Understanding language can be difficult from human to human, much less for machines attempting to understand the intricacies of human speech and text. Google knows this as well as anyone considering the countless queries made every hour which take a user where they need to go, even in the face of abhorrent sentence structure and unfortunate spelling mistakes. Today, Google is open-sourcing something called SyntaxNet and specifically a component for it, Parsey McParseface. With an endearing reference to the polled name Boaty McBoatface for NERC’s research vessel earlier this year, Google is releasing the tools it uses to understand natural language when typed into a box or interpreted via spoken word.

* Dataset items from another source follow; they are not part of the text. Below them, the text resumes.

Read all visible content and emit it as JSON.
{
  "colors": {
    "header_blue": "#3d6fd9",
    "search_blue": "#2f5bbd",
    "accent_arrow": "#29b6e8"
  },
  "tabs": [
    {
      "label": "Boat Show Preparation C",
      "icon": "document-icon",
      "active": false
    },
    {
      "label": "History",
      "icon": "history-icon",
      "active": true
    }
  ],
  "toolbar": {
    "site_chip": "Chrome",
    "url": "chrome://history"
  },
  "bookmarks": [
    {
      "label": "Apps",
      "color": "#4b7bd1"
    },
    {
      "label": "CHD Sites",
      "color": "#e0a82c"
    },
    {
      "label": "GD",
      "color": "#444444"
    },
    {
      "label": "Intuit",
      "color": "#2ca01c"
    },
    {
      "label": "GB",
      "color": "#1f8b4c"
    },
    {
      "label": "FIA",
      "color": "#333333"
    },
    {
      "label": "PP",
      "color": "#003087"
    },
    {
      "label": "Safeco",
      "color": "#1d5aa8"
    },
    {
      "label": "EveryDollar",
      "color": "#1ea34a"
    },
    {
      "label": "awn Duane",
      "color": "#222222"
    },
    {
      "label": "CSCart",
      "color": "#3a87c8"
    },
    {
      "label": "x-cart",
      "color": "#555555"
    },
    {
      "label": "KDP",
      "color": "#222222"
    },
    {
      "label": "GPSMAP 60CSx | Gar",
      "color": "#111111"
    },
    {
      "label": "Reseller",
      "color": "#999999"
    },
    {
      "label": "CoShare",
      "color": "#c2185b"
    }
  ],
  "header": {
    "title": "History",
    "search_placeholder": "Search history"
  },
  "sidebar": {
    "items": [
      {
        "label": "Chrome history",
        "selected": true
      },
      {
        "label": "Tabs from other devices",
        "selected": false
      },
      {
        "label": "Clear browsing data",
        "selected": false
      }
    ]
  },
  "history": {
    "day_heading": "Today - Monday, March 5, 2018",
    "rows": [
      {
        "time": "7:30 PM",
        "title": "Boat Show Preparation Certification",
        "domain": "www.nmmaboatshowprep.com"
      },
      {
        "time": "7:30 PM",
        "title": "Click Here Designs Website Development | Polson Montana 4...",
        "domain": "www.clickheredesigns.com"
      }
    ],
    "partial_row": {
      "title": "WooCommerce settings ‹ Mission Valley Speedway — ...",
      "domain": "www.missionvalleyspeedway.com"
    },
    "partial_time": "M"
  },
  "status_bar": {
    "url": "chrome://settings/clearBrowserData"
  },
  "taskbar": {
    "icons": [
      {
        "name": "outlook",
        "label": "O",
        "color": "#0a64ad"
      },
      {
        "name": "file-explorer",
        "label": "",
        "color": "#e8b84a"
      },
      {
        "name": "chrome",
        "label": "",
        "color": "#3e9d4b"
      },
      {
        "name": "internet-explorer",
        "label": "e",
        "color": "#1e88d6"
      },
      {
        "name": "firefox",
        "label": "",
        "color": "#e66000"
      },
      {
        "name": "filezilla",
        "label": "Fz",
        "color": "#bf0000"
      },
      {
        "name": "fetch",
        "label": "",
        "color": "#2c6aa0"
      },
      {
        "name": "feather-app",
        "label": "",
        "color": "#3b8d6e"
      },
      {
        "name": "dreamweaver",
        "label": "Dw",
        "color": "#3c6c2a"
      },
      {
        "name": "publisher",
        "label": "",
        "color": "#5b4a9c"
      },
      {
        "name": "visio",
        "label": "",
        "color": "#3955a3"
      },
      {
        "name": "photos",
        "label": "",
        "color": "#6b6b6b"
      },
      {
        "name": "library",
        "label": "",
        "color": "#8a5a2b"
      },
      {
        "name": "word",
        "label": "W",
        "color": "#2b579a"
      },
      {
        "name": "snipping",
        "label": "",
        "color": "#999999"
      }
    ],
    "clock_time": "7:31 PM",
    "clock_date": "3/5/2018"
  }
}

SyntaxNet is the overall framework for parsing sentences, called a “syntactic parser.” Mr. McParseface is the English language plugin for SyntaxNet. Google claims the plugin can identify objects, subjects, verbs, and other grammatical building blocks of sentences as well as, or even better than, trained human linguists.
Understanding language is key in helping machines properly provide the answers a user would be seeking. For example, when asked about “food in mexico”, the interpretation could be either about mexican cuisine, or specifically restaurants located within Mexico. Neither is necessarily incorrect, but subtle meaning differences in language is what makes Google’s tool so powerful.
Google has been open sourcing more and more with its machine learning tools. After opening up their learning platform TensorFlow last year, they’re releasing all the code needed to train new SyntaxNet models on individual data, as well as analyze English text.